Mian Ajmal S, Bennamoun Mohammed, Owens Robyn
School of Computer Science and Software Engineering, The University of Western Australia, 35 Stirling Highway,Crawley, Western Australia, 6009.
IEEE Trans Pattern Anal Mach Intell. 2007 Nov;29(11):1927-43. doi: 10.1109/TPAMI.2007.1105.
We present a fully automatic face recognition algorithm and demonstrate its performance on the FRGC v2.0 data. Our algorithm is multimodal (2D and 3D) and performs hybrid (feature-based and holistic) matching in order to achieve efficiency and robustness to facial expressions. The pose of a 3D face along with its texture is automatically corrected using a novel approach based on a single automatically detected point and the Hotelling transform. A novel 3D Spherical Face Representation (SFR) is used in conjunction with the SIFT descriptor to form a rejection classifier which quickly eliminates a large number of candidate faces at an early stage for efficient recognition in case of large galleries. The remaining faces are then verified using a novel region-based matching approach which is robust to facial expressions. This approach automatically segments the eyes-forehead and the nose regions, which are relatively less sensitive to expressions, and matches them separately using a modified ICP algorithm. The results of all the matching engines are fused at the metric level to achieve higher accuracy. We use the FRGC benchmark to compare our results to other algorithms which used the same database. Our multimodal hybrid algorithm performed better than others by achieving 99.74% and 98.31% verification rates at 0.001 FAR and identification rates of 99.02% and 95.37% for probes with neutral and non-neutral expression respectively.

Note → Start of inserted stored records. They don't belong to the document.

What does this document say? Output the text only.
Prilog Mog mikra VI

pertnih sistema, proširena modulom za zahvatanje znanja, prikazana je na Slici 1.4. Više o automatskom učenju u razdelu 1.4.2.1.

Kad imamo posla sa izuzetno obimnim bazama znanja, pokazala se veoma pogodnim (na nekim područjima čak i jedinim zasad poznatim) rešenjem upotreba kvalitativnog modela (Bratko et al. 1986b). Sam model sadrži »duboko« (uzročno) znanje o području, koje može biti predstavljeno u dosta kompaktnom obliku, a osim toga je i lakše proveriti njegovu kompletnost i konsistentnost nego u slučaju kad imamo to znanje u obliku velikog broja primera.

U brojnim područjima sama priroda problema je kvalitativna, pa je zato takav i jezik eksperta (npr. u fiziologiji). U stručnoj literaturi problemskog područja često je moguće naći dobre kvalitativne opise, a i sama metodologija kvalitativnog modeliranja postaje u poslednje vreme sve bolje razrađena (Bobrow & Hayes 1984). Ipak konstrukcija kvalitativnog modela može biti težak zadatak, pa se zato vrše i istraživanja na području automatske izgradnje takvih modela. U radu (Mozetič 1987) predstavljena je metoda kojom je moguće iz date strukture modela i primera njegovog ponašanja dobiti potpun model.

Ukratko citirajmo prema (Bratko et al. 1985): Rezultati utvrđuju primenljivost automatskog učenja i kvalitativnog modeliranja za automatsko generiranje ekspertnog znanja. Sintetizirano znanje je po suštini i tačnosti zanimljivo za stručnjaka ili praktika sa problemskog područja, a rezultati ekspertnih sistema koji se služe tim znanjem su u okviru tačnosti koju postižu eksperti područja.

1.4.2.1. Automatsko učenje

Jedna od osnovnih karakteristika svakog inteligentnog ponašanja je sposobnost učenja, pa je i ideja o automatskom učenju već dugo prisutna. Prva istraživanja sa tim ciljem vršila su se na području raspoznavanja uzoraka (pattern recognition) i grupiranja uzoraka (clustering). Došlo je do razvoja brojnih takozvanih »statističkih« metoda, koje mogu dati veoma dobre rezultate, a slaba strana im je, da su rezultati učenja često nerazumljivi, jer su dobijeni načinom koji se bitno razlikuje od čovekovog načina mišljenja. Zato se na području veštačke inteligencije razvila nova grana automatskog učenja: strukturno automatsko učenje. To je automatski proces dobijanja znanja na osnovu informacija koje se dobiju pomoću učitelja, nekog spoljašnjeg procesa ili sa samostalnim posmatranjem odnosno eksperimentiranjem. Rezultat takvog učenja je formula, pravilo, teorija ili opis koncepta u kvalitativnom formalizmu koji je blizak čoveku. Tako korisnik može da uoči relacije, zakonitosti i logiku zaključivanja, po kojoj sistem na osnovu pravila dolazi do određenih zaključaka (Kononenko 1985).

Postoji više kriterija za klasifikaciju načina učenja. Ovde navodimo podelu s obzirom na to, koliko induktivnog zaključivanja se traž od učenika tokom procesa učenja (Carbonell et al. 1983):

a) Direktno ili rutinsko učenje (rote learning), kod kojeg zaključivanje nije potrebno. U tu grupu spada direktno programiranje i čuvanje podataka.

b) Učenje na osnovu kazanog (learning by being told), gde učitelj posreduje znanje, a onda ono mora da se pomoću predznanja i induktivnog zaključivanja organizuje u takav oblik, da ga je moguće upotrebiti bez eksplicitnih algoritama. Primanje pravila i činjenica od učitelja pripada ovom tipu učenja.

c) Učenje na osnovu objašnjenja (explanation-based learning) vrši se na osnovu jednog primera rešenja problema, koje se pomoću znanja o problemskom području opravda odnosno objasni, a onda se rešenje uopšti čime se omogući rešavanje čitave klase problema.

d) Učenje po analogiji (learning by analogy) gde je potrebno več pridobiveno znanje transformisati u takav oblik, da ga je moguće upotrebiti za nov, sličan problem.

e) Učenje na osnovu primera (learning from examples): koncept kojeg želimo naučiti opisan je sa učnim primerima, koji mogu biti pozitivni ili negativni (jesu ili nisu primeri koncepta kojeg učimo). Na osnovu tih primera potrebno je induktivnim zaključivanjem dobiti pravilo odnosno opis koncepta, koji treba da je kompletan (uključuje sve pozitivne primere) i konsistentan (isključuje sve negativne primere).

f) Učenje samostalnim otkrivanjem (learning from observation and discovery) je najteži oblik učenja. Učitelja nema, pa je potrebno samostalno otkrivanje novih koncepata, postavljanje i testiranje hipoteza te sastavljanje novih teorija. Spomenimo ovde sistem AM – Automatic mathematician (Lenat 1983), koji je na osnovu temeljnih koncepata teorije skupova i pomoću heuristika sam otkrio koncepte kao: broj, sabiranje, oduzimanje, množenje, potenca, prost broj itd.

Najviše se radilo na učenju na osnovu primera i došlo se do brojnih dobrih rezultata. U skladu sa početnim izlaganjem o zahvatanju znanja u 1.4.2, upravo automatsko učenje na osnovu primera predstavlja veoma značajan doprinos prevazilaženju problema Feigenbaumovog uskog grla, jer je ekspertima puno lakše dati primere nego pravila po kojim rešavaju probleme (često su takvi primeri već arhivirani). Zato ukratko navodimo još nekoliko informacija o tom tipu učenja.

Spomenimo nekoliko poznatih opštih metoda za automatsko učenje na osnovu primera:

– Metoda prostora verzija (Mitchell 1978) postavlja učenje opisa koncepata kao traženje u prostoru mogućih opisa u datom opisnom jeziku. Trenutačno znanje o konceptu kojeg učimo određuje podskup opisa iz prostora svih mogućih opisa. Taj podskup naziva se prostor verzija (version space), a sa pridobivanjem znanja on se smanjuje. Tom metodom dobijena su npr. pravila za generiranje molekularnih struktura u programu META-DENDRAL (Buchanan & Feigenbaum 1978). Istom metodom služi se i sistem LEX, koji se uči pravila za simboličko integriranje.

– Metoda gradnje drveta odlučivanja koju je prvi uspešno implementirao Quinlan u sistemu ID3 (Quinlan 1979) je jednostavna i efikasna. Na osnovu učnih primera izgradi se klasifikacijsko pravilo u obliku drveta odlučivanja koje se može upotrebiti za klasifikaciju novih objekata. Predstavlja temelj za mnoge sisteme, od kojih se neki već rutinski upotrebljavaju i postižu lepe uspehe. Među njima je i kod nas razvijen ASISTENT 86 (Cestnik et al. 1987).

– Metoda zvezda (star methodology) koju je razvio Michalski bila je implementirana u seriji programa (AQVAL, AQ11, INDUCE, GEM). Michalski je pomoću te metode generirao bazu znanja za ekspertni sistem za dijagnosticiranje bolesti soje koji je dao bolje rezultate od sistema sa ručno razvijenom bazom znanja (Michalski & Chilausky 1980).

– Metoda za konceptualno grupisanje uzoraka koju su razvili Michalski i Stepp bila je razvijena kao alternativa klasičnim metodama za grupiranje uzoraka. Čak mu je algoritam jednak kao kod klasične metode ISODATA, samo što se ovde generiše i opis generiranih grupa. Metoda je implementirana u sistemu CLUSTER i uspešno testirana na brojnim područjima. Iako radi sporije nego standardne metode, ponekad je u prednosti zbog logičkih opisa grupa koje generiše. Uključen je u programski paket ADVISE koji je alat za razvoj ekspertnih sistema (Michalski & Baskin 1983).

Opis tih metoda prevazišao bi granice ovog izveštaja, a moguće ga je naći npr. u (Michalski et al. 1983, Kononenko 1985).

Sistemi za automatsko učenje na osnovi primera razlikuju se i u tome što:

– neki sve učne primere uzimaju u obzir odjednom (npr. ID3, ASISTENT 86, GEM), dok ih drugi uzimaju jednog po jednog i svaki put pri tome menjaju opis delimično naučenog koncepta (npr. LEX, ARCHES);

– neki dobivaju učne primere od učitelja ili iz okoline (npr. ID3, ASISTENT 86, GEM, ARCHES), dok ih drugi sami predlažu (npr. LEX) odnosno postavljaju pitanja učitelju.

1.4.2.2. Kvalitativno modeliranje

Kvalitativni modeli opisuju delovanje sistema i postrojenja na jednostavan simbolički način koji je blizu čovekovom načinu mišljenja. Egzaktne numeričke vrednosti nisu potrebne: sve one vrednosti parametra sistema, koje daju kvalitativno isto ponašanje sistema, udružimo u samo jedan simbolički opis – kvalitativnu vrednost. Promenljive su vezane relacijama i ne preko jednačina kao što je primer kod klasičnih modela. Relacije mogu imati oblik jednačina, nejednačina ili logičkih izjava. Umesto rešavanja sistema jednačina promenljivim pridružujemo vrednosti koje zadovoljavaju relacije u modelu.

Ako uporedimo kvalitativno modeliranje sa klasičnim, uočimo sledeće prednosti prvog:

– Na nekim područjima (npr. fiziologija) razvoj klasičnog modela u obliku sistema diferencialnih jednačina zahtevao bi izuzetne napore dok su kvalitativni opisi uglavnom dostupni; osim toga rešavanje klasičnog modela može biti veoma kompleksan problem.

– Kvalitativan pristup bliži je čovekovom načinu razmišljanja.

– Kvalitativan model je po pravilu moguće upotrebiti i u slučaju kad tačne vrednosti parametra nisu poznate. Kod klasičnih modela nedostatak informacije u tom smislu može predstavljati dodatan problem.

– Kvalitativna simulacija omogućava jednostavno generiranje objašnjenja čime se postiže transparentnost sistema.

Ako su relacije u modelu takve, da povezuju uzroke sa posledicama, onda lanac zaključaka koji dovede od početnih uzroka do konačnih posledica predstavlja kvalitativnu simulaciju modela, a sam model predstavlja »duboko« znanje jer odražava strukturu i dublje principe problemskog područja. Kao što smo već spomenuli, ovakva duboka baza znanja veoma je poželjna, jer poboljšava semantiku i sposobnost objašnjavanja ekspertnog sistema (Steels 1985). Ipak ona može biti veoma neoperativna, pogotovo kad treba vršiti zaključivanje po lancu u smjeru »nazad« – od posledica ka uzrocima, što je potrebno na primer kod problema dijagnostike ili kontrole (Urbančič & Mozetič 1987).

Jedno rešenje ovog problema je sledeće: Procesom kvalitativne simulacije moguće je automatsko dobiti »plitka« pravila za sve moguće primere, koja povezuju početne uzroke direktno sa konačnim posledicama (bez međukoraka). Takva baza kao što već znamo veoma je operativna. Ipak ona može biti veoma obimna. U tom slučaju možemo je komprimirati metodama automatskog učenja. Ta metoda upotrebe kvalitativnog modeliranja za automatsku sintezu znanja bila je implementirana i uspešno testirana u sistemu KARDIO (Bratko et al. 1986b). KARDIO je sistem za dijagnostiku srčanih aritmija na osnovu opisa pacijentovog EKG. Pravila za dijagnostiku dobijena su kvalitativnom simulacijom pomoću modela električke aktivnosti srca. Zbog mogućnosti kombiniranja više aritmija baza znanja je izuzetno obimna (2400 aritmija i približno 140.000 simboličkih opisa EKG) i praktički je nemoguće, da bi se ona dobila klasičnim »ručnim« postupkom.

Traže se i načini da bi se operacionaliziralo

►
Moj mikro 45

我们提出了一种全自动人脸识别算法,并在FRGC v2.0数据上展示了其性能。我们的算法是多模态的(2D和3D),并进行混合(基于特征和整体)匹配,以实现对面部表情的效率和鲁棒性。使用一种基于单个自动检测点和霍特林变换的新颖方法,自动校正3D面部的姿态及其纹理。一种新颖的3D球面脸表示(SFR)与SIFT描述符结合使用,形成一个拒绝分类器,在图库较大的情况下,该分类器可在早期快速消除大量候选人脸,以实现高效识别。然后,使用一种对面部表情具有鲁棒性的基于区域的新颖匹配方法对其余人脸进行验证。该方法自动分割对表情相对不敏感的眼睛-额头和鼻子区域,并使用改进的ICP算法分别对它们进行匹配。所有匹配引擎的结果在度量级别进行融合,以实现更高的准确性。我们使用FRGC基准将我们的结果与使用相同数据库的其他算法进行比较。我们的多模态混合算法表现优于其他算法,在误识率为0.001时,中性表情探针的验证率达到99.74%,非中性表情探针的验证率达到98.31%,识别率分别为99.02%和95.37%。